Mark IV fleet hyperspectral payloads have a camera system which captures images with around 25m GSD and a swath width up to 145 km covering the wavelength ranges between 483 nm and 831 nm.

Below we can see differences in the spectral signature when compared with our multispectral imagery over the same area.
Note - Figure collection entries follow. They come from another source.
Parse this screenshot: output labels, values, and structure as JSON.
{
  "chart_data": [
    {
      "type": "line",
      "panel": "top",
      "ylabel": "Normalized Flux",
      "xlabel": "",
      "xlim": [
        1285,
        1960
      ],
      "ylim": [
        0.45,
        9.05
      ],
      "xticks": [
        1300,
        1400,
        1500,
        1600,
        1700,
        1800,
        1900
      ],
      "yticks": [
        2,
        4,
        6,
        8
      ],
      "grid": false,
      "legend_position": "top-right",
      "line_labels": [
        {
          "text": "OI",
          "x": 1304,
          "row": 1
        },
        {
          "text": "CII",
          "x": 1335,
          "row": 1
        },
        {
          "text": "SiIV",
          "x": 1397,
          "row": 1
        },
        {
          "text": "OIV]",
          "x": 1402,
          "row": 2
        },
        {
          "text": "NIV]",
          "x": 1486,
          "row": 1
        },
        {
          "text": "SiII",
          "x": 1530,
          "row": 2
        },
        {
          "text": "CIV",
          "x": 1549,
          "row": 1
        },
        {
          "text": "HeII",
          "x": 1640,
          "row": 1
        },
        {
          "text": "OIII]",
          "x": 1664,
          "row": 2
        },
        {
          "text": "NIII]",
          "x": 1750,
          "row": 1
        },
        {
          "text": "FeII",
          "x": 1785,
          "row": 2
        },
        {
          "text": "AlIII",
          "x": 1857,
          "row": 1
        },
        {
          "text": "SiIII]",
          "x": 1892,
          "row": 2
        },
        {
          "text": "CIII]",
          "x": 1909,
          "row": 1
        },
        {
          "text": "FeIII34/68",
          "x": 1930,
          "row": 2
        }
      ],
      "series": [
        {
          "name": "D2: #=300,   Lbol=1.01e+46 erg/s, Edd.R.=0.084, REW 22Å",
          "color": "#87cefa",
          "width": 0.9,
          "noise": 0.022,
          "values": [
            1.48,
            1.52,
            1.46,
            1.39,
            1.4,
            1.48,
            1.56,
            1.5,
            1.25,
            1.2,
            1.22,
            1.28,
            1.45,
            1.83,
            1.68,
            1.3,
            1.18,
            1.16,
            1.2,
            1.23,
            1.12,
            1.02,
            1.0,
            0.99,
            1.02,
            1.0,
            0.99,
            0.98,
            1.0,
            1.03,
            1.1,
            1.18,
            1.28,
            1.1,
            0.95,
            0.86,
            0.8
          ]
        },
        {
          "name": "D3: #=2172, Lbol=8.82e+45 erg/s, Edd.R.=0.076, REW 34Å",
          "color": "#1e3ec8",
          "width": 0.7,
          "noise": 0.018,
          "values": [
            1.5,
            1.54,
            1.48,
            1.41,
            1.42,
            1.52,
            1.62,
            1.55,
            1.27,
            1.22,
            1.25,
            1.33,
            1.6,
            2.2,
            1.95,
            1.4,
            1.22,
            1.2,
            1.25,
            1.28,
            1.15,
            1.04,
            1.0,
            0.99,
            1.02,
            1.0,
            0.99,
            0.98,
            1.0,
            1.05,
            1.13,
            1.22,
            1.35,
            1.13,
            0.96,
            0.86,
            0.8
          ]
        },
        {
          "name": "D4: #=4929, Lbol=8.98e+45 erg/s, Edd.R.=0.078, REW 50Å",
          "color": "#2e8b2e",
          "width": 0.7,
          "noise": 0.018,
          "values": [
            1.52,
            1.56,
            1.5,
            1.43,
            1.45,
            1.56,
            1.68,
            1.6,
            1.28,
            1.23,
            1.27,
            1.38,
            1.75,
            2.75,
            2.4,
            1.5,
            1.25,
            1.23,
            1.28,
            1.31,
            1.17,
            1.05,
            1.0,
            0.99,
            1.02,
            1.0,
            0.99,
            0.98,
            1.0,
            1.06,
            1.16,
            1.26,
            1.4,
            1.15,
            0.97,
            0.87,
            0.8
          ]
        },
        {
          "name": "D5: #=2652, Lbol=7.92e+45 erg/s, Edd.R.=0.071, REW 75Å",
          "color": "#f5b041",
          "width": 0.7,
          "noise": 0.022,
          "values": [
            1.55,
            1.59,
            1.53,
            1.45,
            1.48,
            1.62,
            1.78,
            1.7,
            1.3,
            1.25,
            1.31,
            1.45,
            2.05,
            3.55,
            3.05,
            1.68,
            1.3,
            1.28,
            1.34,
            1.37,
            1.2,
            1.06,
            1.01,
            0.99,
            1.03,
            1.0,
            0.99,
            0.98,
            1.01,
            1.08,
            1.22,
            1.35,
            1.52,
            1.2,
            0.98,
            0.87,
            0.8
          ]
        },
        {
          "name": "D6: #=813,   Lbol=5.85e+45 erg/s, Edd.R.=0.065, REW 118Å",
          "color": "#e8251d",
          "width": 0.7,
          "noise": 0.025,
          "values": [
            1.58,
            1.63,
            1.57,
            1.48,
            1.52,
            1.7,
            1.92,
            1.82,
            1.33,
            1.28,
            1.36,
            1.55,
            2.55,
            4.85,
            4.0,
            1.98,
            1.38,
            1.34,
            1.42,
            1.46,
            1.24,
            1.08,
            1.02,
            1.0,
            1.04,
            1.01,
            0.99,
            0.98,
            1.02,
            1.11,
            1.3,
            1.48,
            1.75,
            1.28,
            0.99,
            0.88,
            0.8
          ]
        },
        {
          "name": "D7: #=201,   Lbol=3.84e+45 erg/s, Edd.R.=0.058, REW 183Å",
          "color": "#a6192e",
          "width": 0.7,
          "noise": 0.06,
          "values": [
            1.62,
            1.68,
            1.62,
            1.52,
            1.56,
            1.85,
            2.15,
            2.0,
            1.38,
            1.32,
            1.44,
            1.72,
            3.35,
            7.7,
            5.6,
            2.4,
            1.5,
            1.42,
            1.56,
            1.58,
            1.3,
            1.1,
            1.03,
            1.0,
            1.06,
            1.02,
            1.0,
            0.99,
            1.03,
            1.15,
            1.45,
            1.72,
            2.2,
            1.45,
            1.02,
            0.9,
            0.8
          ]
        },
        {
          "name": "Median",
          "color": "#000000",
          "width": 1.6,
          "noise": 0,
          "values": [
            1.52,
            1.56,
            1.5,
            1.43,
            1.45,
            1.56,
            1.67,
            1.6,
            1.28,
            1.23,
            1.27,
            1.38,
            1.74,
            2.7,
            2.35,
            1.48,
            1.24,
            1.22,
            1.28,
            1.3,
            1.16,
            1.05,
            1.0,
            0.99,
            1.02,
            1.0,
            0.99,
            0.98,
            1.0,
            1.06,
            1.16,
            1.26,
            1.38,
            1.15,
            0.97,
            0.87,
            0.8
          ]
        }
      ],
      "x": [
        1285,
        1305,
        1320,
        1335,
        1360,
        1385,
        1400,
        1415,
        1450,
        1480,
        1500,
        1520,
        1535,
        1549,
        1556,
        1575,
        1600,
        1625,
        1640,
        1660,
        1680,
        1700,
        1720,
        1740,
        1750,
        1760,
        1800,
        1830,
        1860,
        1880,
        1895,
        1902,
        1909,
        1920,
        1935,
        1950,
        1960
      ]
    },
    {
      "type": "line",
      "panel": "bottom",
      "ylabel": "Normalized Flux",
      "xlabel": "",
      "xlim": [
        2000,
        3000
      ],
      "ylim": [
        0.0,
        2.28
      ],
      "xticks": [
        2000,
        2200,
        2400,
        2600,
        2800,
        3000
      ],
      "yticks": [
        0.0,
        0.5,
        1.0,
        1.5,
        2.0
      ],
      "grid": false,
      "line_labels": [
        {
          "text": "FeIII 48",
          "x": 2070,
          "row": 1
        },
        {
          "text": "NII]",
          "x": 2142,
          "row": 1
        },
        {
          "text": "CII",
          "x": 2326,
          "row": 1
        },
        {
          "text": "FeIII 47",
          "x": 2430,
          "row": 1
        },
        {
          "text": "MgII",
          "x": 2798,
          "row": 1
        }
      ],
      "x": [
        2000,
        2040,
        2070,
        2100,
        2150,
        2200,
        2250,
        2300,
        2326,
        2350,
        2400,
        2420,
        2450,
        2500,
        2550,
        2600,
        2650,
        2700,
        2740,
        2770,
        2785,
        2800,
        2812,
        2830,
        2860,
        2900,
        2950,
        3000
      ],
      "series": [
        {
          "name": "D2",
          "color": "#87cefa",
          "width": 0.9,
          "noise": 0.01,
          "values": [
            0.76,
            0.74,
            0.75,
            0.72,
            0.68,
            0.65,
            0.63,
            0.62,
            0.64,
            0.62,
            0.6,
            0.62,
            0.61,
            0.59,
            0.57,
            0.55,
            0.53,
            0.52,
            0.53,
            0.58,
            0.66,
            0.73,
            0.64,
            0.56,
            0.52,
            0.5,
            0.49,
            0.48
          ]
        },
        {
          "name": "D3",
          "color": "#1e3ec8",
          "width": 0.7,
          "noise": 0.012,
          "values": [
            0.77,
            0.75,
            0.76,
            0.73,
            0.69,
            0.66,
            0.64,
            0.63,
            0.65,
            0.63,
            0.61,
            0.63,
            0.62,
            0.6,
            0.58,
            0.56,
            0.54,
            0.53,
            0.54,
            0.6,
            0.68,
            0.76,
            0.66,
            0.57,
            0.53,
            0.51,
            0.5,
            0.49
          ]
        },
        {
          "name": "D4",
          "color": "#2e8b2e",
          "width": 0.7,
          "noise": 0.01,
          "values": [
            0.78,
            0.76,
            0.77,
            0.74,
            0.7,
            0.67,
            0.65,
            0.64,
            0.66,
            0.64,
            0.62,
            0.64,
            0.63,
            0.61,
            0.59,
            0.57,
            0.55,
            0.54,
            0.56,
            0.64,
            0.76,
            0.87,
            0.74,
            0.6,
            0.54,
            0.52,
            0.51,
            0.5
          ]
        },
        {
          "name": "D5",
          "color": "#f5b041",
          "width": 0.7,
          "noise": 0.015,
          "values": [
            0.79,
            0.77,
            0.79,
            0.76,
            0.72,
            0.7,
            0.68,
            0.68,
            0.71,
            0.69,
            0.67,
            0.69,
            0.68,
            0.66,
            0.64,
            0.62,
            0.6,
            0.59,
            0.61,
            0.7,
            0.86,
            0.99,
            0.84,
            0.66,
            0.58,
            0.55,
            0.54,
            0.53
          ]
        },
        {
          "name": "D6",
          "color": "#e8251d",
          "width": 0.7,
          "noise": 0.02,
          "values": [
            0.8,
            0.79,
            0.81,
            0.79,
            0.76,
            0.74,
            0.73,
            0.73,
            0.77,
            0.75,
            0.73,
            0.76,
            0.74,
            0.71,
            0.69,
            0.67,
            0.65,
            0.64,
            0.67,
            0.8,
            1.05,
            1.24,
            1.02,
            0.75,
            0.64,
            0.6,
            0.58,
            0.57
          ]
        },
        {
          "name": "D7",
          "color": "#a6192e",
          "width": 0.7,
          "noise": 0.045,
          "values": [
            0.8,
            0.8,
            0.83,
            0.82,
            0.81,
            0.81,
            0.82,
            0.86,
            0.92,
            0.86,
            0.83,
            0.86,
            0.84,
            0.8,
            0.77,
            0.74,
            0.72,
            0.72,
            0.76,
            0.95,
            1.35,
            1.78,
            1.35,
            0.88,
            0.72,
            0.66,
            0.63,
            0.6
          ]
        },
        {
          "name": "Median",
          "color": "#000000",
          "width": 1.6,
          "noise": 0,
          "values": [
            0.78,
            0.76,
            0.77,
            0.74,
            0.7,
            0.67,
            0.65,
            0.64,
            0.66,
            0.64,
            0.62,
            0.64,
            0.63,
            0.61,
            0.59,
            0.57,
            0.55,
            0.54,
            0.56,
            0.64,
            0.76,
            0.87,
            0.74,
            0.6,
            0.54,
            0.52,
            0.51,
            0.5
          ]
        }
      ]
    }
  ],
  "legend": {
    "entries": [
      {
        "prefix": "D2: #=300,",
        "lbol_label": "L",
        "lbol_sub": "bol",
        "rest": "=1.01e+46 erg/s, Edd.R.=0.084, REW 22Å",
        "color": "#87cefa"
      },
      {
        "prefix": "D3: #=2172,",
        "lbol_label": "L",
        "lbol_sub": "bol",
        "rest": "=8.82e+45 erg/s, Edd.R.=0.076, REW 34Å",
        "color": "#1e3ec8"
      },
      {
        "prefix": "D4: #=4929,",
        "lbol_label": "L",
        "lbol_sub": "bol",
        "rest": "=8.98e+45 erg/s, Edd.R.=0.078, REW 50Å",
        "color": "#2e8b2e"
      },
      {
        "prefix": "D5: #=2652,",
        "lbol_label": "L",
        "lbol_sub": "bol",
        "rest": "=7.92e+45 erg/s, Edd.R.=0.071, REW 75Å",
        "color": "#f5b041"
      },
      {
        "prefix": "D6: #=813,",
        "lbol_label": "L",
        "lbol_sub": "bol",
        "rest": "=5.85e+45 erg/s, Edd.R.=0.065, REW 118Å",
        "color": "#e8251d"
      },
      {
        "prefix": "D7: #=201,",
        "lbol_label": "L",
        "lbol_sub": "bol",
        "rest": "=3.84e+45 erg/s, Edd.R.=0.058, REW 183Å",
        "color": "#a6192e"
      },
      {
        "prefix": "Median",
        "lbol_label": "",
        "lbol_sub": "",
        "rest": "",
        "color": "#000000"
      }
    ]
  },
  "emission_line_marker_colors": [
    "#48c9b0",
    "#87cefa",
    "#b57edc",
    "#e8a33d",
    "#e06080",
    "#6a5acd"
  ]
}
Imagery are captured in visible and near-infrared bands. In total, each capture consist of 32 bands:

  • 483 nm (blue), 489 nm, 497 nm, 504 nm, 511 nm, 518 nm, 526 nm, 533 nm (green), 541 nm, 549 nm, 557 nm, 565 nm, 573 nm, 581 nm, 589 nm, 598 nm, 607 nm, 615 nm (red), 690 nm, 700 nm, 710 nm, 720 nm, 730 nm, 741 nm, 752 nm, 762 nm, 773 nm, 785 nm, 796 nm, 807 nm, 819 nm, 831 nm

Spatial Resolution

Satellogic's hyperspectral imagery products have a medium spatial resolution natively across all spectral bands. Images are captured with 25 meters native resolution at nadir for all spectral bands. Satellogic applies proprietary algorithms to enhance images on all bands providing considerable advantages in terms of pixel-level radiometry.

Radiometric Calibration

Satellogic imagery’s radiometric accuracy is attained through a combination of lab measurements and on-orbit vicarious calibrations. Satellogic performs on orbit calibration based on processing data retrieved from crossovers with a well calibrated source. The main target used for vicarious campaigns is El Borma, Algeria.

By using calibration data retrieved from these two methods, raw data values as collected by the sensor (DNs) are converted to Top of Atmosphere (TOA) Reflectance to produce images that are free from sensor and top of atmosphere distortions.